Aber natürlich haben wir ein weiteres Produkt das jegliche kundenspezifische Anpassung zulässt. Hier erfahren sie mehr >>
Sind Kontaminationen zwischen Proben möglich (Index-Hopping oder Carry-over-Kontamination)?
- Um unser wettbewerbsfähiges Produkt anbieten zu können, bündeln wir verschiedene Proben in Flowcell-Läufen und verwenden Flowcells nach dem Waschen zwischen den Läufen erneut. Beide Verfahren sind Industriestandard und werden gemäß den Spezifikationen des Herstellers durchgeführt.
- Durch das Barcode-Tagging und Pooling von Proben auf einer einzelnen Flowcell werden die Kosten gesenkt und die Nutzungseffizienz der Poren maximiert. Allerdings hat die Nanopore-Sequenzierung eine höhere Fehlerquote im Vergleich zur „traditionellen“ Next-Generation-Sequenzierung mit kurzen Reads, was zu Fehlinterpretationen in der Barcode-Sequenz und falscher Probenzusweisung/de-Multiplexierung mit einer Rate von bis zu 0,05% führen kann. Dieses Problem ist als Index-Hopping bekannt.
- Das Flowcell-Waschverfahren ist sehr effektiv, wobei nur bis zu 0,1% einer zuvor geladenen Probe eine nachfolgende Laufkontamination verursachen (bekannt als Carry-over-Kontamination), dennoch können einzelne kontaminierende Reads in Ihren Rohdaten auftreten.
- Es ist jedoch wichtig zu beachten, dass bei sowohl Index-Hopping als auch Carry-over eine Kontamination dieses Niveaus die endgültige Sequenzassemblierung wahrscheinlich nicht beeinflusst, da mehrere fein abgestimmte Reinigungs- und Filterungsschritte angewendet werden, vorausgesetzt, Ihre Probe erfüllt unsere Qualitäts- und Quantitätsstandards und liefert daher eine ausreichende Anzahl an qualitativ hochwertigen Plasmid-Reads. Es ist wichtig zu beachten, dass das Problem bei Assemblierungen mit geringer Abdeckung am auffälligsten ist (siehe ‚Was ist die Abdeckung?‘).
- Falls Kundenproben nicht unseren Spezifikationen entsprechen, werden die Proben auf eigenes Risiko des Kunden sequenziert, und wir übernehmen keine Haftung für mögliche Schäden.
- Wenn Sie Bedenken bezüglich Kontaminationen haben und insbesondere darüber, dass Reads Ihrer Proben in den Rohdaten anderer Kunden erscheinen, bieten wir die Möglichkeit, unsere Premium-ONT-Dienste zu nutzen, die die Verwendung einer dedizierten vollständigen Flowcell für einzelne Kunden beinhalten (mehr erfahren >>).
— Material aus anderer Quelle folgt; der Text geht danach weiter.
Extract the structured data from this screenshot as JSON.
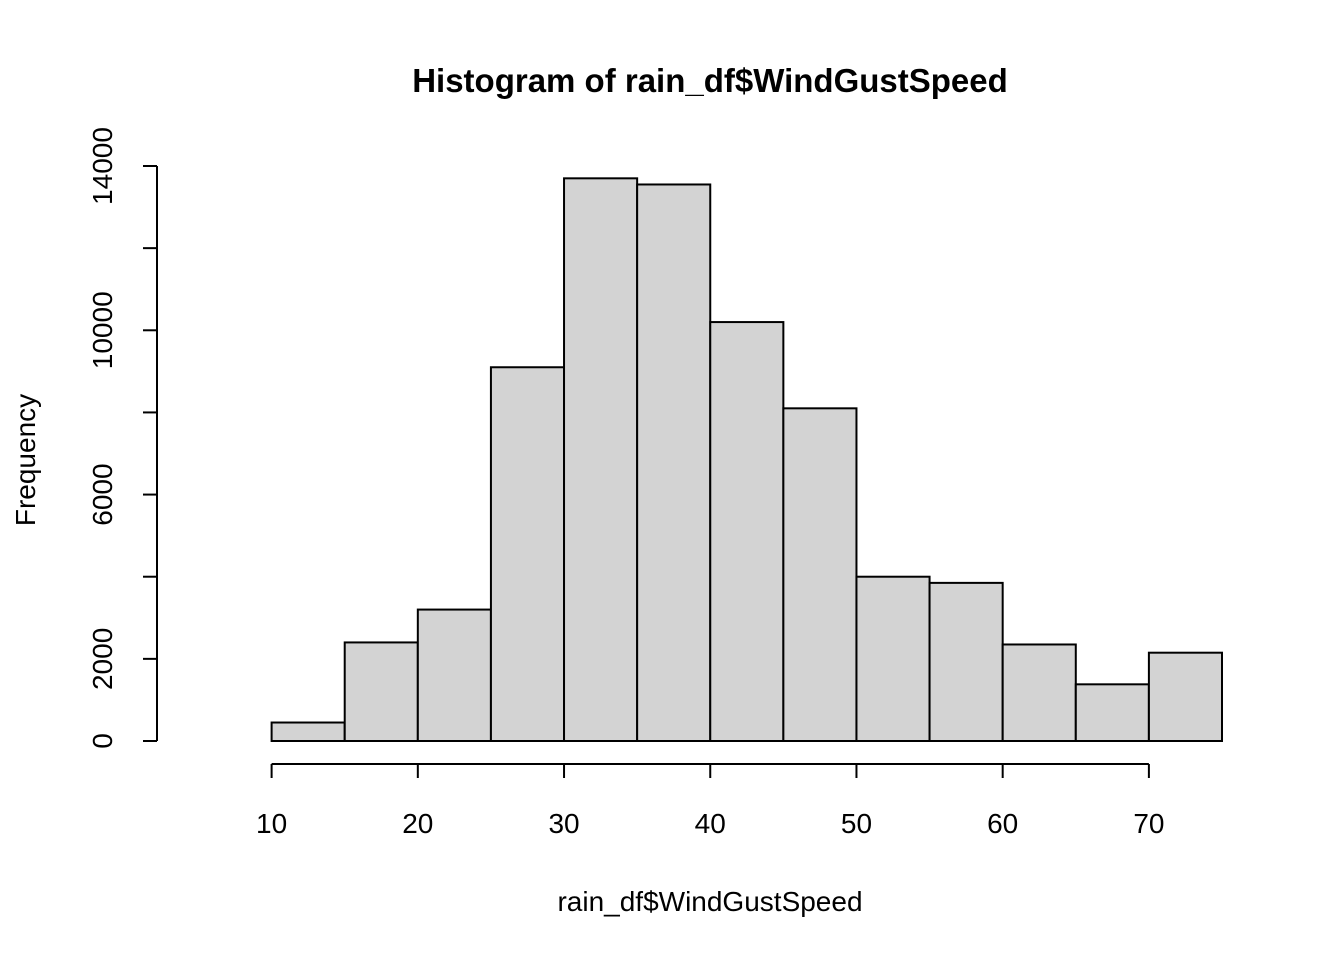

Wie soll ich mein Plasmid aufreinigen?
Wir empfehlen für die Aufreiniung Ihrere Plasmide kommerziell erhältliche Kits zu verwenden. Hier sind sowohl Kits die auf DNA-bindenden Beads, Säulen oder enzymatische Aufreinigung beruhren möglich.
Bitte schicken sie KEINE Primer mit Ihren Proben und es dürfen auch keine Primer in der Probe selbst enthalten sein.
Hier ein paar Beispiel Kits:
VWR Plasmid Miniprep Kit II
QIAGEN Plasmid Plus Midi Kit
peqGOLD Plasmid Miniprep Kit II
ZymoPURE II Pure Midiprep Kit
Für sehr große Plasmide müssen andere Kits verwendet werden. Zum Beispiel ZymoPUREII oder NucleoBond.